Toto, Japan’s leading toilet manufacturer, plans to soon open a high-tech bathroom “gallery” in the departures section of Tokyo’s Narita international airport.

“Gallery Toto” will feature four stalls each for men and women, so departing visitors can try out the company’s famous Washlet models, complete with all the features that come in an upscale Japanese toilet — bidet, seat-warmer, sterilising and deodorising functions, and electronic flushing.

The gallery, with its futuristic illuminated walls, features murals of Mount Fuji and other iconic landscapes of Japan.

Toto says the display will provide an opportunity for travellers to experience “Japanese toilet culture” and technologies, hoping that it will also help boost international sales.
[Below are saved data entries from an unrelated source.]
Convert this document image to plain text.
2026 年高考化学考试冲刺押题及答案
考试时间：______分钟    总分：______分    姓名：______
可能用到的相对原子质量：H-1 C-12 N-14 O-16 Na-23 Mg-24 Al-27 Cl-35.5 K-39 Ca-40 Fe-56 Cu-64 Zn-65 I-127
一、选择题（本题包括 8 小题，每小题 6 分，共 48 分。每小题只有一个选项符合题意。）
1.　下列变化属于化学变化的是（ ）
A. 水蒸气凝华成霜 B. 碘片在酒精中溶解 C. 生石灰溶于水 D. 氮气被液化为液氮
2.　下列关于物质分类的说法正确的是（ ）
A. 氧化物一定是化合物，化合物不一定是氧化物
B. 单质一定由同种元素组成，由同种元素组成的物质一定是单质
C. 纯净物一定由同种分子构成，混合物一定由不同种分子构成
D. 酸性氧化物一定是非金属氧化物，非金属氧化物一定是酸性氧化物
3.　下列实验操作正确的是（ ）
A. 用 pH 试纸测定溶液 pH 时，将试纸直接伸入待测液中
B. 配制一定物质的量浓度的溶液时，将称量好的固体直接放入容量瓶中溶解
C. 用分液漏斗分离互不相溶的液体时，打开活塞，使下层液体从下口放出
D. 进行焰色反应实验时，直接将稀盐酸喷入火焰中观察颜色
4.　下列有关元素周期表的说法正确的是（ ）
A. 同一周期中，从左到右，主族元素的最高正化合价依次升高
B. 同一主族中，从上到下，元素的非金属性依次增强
And Japanese toilet culture is something to behold.

Almost every train and subway station in Japan, and many of its parks, boasts a spotless public restroom. It’s not uncommon to find a public restroom where the toilets feature all these impressive technologies, plus additional conveniences like a special seat for your baby while you do your business (which doubles perfectly as a bag-holder) and a flip-down board that you can stand on while you get changed so you don’t dirty your socks on the bathroom floor.

Nor is it unusual to find little toilets and wash basins for children, or hooks to hang your umbrella on while you wash your hands. Accessible stalls with plenty of handrails are standard in this rapidly ageing society.
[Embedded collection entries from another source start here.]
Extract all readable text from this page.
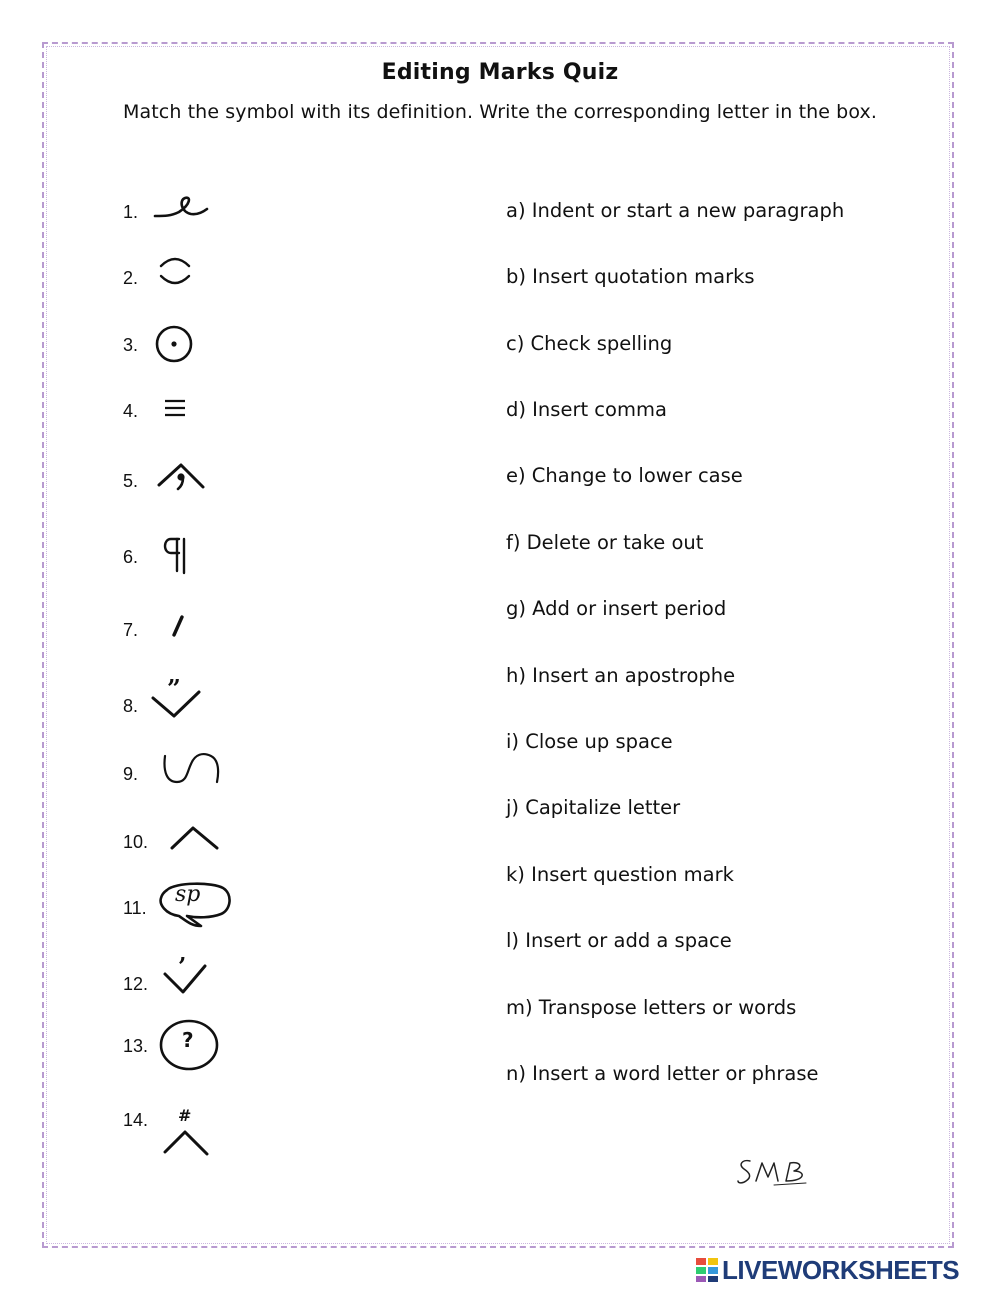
Editing Marks Quiz
Match the symbol with its definition. Write the corresponding letter in the box.
1.
2.
3.
4.
5.
6.
7.
8.
”
9.
10.
11.
sp
12.
’
13. ?
14. #
a) Indent or start a new paragraph
b) Insert quotation marks
c) Check spelling
d) Insert comma
e) Change to lower case
f) Delete or take out
g) Add or insert period
h) Insert an apostrophe
i) Close up space
j) Capitalize letter
k) Insert question mark
l) Insert or add a space
m) Transpose letters or words
n) Insert a word letter or phrase
LIVEWORKSHEETS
And that’s just in public places. Many Japanese homes have similarly fancy toilets, which allow users to adjust the temperature of the seat and the water pressure and temperature from the bidet.

What must Japanese think when they travel abroad?
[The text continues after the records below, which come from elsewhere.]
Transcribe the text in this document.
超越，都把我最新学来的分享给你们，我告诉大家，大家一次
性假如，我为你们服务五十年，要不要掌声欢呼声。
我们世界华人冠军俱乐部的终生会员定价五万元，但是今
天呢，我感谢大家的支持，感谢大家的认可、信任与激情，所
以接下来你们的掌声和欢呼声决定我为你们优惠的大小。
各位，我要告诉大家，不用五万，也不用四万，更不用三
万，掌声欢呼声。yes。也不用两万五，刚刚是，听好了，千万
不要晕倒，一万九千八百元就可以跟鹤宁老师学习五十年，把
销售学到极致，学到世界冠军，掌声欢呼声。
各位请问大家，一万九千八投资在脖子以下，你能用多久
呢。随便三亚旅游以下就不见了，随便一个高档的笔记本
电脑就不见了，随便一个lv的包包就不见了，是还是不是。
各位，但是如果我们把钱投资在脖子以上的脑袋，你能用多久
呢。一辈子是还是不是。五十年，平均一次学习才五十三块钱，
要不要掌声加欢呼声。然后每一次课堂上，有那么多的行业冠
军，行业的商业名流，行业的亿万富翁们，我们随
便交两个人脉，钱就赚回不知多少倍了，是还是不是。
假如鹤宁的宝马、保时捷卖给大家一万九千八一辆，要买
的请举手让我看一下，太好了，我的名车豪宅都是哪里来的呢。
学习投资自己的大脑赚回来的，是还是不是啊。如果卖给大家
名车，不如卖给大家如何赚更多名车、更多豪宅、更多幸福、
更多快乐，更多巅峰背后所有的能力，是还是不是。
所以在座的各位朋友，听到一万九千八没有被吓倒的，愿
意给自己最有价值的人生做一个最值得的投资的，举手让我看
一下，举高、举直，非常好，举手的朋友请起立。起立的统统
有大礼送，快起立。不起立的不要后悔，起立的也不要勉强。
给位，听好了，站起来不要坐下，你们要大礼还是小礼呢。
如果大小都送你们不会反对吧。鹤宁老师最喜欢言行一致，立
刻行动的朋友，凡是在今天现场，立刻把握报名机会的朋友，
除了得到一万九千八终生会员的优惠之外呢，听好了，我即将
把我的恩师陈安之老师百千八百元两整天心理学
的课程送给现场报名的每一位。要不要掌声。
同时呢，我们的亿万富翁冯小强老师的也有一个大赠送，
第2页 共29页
While the Toto gallery will be available for viewing and use soon, potential customers won’t be able to buy products on the spot. Instead, Toto officials hope foreign visitors, flushed from the experience, will buy its toilets after they get home.

In Japan, customers can buy only the seat component for $1,100 (although the company’s top-of-the-line Neorest goes for $3,500). In the United States, the full Washlet, Toto’s signature product, retails for $3,000.

There’s one person who might not be impressed with Toto’s attempts to showcase its products to foreigners: Chinese leader Xi Jinping.

The Global Times, a mouthpiece for the Chinese Communist party, earlier this year lashed out against Chinese tourists who were returning from Japan with the high-tech toilet seats after reports that Chinese tourists spent $1 billion in Japan during a holiday season, a good chunk of it on toilet seats.

“Such news makes a mockery of China’s boycott of Japanese goods over the past two years,” the newspaper said. “Some Chinese people feel ashamed about this and have criticised their compatriots’ obsession with foreign goods,” the paper said in an editorial entitled “Popularity of Japanese toilet seats overstated”.

“That Chinese tourists swamp Japanese stores at a time when the country is facing a sluggish domestic demand is certainly not something to be proud of,” it said.